How deeply might cooperation grow between the two television academies that until last week were at each other’s throats?
The Academy of Television Arts & Sciences, which hands out the Primetime Emmys, and the National Academy of Television Arts & Sciences, which handles the daytime, news and other Emmys, last week began to heal the rift between their organizations by settling a legal dispute over who can present Emmys for broadband content.
Both organizations are in the mood for détente, people with knowledge of each group said. While a formal merger is off the table, creation of an umbrella organization that would foster better coordination is possible, said the people, who asked not to be identified so as not to compromise their negotiating positions.
That possibility is still a long way off, as ATAS and NATAS are taking baby steps to work together in the wake of last week’s settlement. In announcing the agreement, the two sides said they’d form committees to examine areas of shared concern.
That language spawned speculation as to how close they might grow. In actuality, that line referred to forming joint committees to study working on specific awards, people familiar with the deal said.

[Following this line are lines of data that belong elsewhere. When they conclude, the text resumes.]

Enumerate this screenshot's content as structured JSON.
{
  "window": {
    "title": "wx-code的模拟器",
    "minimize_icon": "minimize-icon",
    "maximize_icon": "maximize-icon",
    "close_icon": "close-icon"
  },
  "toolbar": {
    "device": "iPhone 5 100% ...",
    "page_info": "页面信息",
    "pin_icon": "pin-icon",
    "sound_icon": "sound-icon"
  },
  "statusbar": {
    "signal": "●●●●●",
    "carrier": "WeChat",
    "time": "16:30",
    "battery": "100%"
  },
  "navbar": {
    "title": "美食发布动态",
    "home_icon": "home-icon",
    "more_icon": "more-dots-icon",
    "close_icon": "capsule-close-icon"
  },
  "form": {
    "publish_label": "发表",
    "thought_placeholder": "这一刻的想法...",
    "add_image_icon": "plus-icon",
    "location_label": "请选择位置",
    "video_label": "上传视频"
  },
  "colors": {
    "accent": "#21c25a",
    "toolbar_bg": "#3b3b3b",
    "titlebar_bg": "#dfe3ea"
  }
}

Rapprochement between ATAS and NATAS is important for the Emmy brand but has eluded the groups since their 1977 split. That divorce created a fissure that is incomprehensible to the viewing public.
The dual ownership of the brand also creates the potential that the two groups’ different methods for selecting winners will muddle the public’s understanding of the awards. As history has shown, it also sows the possibility of expensive and fruitless litigation over the awards.
The settlement last week ended a fight that started when NATAS moved to create Emmys for broadband content. ATAS filed to block that move, preferring Emmys for Internet content to be awarded through a special-class category for short-form programming. That means Web programs will compete head-to-head with short-form content created for TV.
ATAS has no plans to tweak its eligibility rules to let Web shows compete only against Web shows, said ATAS Senior VP of Awards John Leverence.

4 Comments

  1. Too late. Streamy Awards snatched the bone they were fighting over.